Come si può essere un grande artista italiano oggi?
Difficile scovare un grande pittore in un paese povero, in mezzo a quadri denutriti. Ecco perché non stupisce l’emarginazione internazionale dell’arte contemporanea nazionale
Non si può essere un grande poeta bulgaro, scriveva Montale. Dunque come si può essere, oggi, un grande artista italiano? Non vedo perché stupirsi di fronte all’emarginazione internazionale dell’arte contemporanea nazionale. Senza contesto non può esistere testo, senza denari non si canta messa, eccetera. Un popolo come quello italiano, povero, vecchio, ignorante, intellettualmente morto, è perfetto per generare lunghe file ovine alla prossima, milionesima mostra di Van Gogh (Padova 2020, “con ben cento capolavori del grande maestro”). Non certo per sostenere la produzione artistica. Mi dicono che Bologna per Arte Fiera fosse come al solito piena come un uovo, oltre 50 mila visitatori ovvero quasi 50 mila turisti dell’arte, gente che guarda anzi fotografa, e a comprare un pezzo non ci pensa proprio, più che altro pensa a postare e a prenotare la cena.
L’arte non è un contesto ma un pretesto, una photo opportunity, una scusa per tornare all'Osteria Bottega o provare il nuovo Pappagallo. Ieri per vie traverse ho saputo che un pittore cinquantenne, non certo un Picasso ma nemmeno uno da Piazza Navona, un pittore che ha una sua poetica e una sua piacevolezza, ha accettato di realizzare un ritratto 50 x 50 centimetri per 500 euri. Mi è dispiaciuto come se fosse morto. Perché di morte, sebbene artistica, si tratta. Possiedo un suo quadro e il primo pensiero è stato di gettarlo: se tu ti butti via, perché io dovrei conservarti? Non è meglio concedere quel pezzo di parete a un artista il cui nome ai miei eredi possa dire ancora qualcosa?
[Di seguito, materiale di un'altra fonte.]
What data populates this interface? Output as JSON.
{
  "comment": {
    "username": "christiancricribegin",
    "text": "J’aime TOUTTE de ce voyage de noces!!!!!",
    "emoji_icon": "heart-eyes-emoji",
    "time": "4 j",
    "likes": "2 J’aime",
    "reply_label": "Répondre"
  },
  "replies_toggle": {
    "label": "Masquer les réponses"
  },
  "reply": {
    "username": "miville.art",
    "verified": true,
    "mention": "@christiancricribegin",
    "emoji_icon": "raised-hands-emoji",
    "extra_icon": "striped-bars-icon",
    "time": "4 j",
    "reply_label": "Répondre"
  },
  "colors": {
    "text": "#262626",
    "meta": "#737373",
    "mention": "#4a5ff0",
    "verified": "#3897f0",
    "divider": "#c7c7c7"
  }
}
Se tu vendi a 500 euri non potrai mai più pagarti una mostra decente, un catalogo decente, un critico decente, tubetti di colori decenti… Stai affogando nel dopolavorismo e di te e dei tuoi ritratti e dei tuoi ritrattati si perderà ogni memoria. E’ un caso limite, forse, ma il quadro medio italiano non è che costi tantissimo di più: cinquemila euri? Spero di non avere ecceduto per ottimismo… Il collezionista medio italiano compra entro i tre zeri, molto di rado è un ricco vero, di norma è un tartassato benestante di provincia che ai ventimila proprio non ci arriva. E dunque dozzine di buoni e a volte buonissimi pittori italiani vendono una volta al mese, se va bene, un quadro nell'ordine delle migliaia di euri: tolto le tasse, il gallerista, eventuali altri mediatori, la tela, i colori, il trasporto, l'affitto dello studio, impossibile che restino soldi da dedicare a quei soggiorni all'estero indispensabili per conoscere e farsi conoscere oltre Chiasso. Se non si muove l’artista si potrebbe muovere il gallerista: ma costui non è messo meglio, anche lui guadagna poco o niente e non può permettersi la partecipazione alle fiere internazionali.
L’arte contemporanea italiana è talmente denutrita da non riuscire a emettere suono. Così come nelle popolazioni sottoalimentate si abbassa l’altezza media (notevole il caso delle due Coree, identica genetica e diversa statura, ovviamente più bassa laddove si è realizzato il comunismo), fra gli artisti ipoproteici si riducono le dimensioni delle opere. Conosco pittrici scheletriche dedite al formato 20 x 20 pur di riempire il frigorifero. Ecco perché mi rifiuto di considerare l’invisibilità internazionale degli artisti italiani viventi il risultato di una scarsa qualità: in mancanza di quantità, di centimetri, di numeri, l’eventuale qualità rimarrebbe impercettibile. “Oggi, per dire qualcosa di importante con la pittura, bisogna dipingere quadri di grandi dimensioni” ha dichiarato David Hockney, forse il massimo pittore vivente. Non si può essere grandi dipingendo 20 x 20. Nemmeno medi.